In their final leaflet distributed in February of 1943, the White Rose society wrote:
“Der deutsche Name bleibt für immer geschändet, wenn nicht die deutsche Jugend endlich aufsteht, rächt und sühnt zugleich, ihre Peiniger zerschmettert und ein neues geistiges Europa aufrichtet. Studentinnen! Studenten! Auf uns sieht das deutsche Volk!”
[The German name will be dishonored forever if the German youth do not finally rise up, take revenge, and atone, smash their tormentors, and establish a new Europe of the spirit. Students! Students! The German people look to us!]
The Allies made use of the group’s existence and their leaflets to encourage the German people to rise up against Hitler. The leaders were rounded up by the Nazi regime, tried in the Nazis’ “People’s Court” and sentenced to death. Several were beheaded. The Nazis then charged the widow of one execution victim 600 reichmarks for the cost of beheading him. Others received long prison terms.
After the war few source documents about the group were available in the West. The Soviet Union did collect a lot of the trial material and passed it to the East German authorities after that state was officially declared. It went to the Federal Archive of Germany in Berlin after East and West Germany merged in 1989, and was then published.

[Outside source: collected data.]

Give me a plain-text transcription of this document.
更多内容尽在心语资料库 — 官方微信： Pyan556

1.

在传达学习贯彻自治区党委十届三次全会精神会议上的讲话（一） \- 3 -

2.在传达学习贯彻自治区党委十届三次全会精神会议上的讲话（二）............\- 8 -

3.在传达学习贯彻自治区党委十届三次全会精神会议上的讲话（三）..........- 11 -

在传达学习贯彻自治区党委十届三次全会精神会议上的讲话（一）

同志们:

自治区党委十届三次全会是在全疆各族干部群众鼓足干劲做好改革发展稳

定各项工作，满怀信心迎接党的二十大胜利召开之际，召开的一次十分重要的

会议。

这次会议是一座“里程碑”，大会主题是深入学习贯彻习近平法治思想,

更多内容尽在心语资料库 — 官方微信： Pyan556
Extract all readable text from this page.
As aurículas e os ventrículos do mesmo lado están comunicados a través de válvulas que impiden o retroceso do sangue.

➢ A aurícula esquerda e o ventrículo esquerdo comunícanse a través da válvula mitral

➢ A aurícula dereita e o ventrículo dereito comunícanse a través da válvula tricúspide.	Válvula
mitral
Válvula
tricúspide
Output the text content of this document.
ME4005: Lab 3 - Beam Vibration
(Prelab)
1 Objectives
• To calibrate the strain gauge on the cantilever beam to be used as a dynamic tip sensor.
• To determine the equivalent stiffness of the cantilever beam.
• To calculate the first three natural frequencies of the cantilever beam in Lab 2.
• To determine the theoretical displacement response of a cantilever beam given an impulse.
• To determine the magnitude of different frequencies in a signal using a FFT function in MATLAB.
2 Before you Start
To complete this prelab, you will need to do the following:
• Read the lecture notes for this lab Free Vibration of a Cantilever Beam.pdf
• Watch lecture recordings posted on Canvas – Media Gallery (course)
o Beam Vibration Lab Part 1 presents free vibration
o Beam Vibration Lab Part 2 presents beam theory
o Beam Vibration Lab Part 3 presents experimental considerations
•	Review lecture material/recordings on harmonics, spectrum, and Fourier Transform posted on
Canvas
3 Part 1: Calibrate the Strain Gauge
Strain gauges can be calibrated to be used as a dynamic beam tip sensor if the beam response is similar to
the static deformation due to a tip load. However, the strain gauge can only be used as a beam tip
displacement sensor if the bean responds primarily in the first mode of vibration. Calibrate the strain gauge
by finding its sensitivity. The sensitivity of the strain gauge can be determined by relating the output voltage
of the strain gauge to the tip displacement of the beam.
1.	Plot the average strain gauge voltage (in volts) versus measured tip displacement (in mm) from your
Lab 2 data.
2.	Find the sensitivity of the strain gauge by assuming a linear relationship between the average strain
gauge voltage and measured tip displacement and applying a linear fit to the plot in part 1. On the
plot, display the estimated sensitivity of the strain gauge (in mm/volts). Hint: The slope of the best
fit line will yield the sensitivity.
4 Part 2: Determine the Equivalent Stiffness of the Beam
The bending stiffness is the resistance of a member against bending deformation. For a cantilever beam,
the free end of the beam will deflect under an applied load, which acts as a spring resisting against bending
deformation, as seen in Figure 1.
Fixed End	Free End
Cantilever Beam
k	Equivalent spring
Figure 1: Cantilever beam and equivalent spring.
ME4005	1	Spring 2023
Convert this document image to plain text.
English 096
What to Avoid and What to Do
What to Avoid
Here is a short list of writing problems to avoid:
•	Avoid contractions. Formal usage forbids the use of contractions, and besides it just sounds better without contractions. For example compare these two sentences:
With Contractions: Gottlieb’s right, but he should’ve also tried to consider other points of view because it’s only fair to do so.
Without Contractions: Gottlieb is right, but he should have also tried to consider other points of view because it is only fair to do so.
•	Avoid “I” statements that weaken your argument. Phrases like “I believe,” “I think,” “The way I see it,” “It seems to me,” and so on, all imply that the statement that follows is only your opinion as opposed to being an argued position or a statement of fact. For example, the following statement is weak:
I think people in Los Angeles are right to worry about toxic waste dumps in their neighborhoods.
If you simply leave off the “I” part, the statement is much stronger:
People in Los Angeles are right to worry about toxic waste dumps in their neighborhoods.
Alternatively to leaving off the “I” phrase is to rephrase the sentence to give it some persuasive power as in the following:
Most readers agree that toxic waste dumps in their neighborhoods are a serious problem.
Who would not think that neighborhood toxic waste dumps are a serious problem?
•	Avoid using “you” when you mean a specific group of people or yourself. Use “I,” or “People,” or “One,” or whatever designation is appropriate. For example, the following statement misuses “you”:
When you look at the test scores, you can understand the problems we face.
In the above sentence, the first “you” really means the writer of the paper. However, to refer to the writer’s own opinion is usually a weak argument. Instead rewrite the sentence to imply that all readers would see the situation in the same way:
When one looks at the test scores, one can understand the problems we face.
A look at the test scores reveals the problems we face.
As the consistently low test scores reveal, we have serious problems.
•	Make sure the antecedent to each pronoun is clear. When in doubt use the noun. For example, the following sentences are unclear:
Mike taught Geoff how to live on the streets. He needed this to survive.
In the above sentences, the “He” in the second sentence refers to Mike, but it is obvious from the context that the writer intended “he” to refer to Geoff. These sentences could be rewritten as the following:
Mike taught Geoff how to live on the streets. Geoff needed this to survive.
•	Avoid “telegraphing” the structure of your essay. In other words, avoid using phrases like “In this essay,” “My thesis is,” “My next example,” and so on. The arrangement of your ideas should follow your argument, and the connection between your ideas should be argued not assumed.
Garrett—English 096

Now two honored guests have visited the Kaunas Jewish Community to talk about opening an exhibit about the White Rose in Kaunas.
Dr. Werner Rechman, coordinator of the Friedrich Ebert Foundation for the Baltic states, and Jolanta Steikūnaitė-Babarskė, the director of the Lithuanian office of the foundation, met with Kaunas Jewish Community chairman Gercas Žakas and Dainius Babilas, who is the director of the Kaunas Multicultural Center, to talk about the foundation’s exhibit and to discuss more generally tolerance in Lithuanian society and public perceptions of the Holocaust and Lithuanian Nazi collaboration. The exhibit is to open in Kaunas on July 5 at 6:00 P.M. at the Kaunas Multicultural Center located at Šv. Gertūdos (St. Gertrude’s) street no. 58 in Kaunas.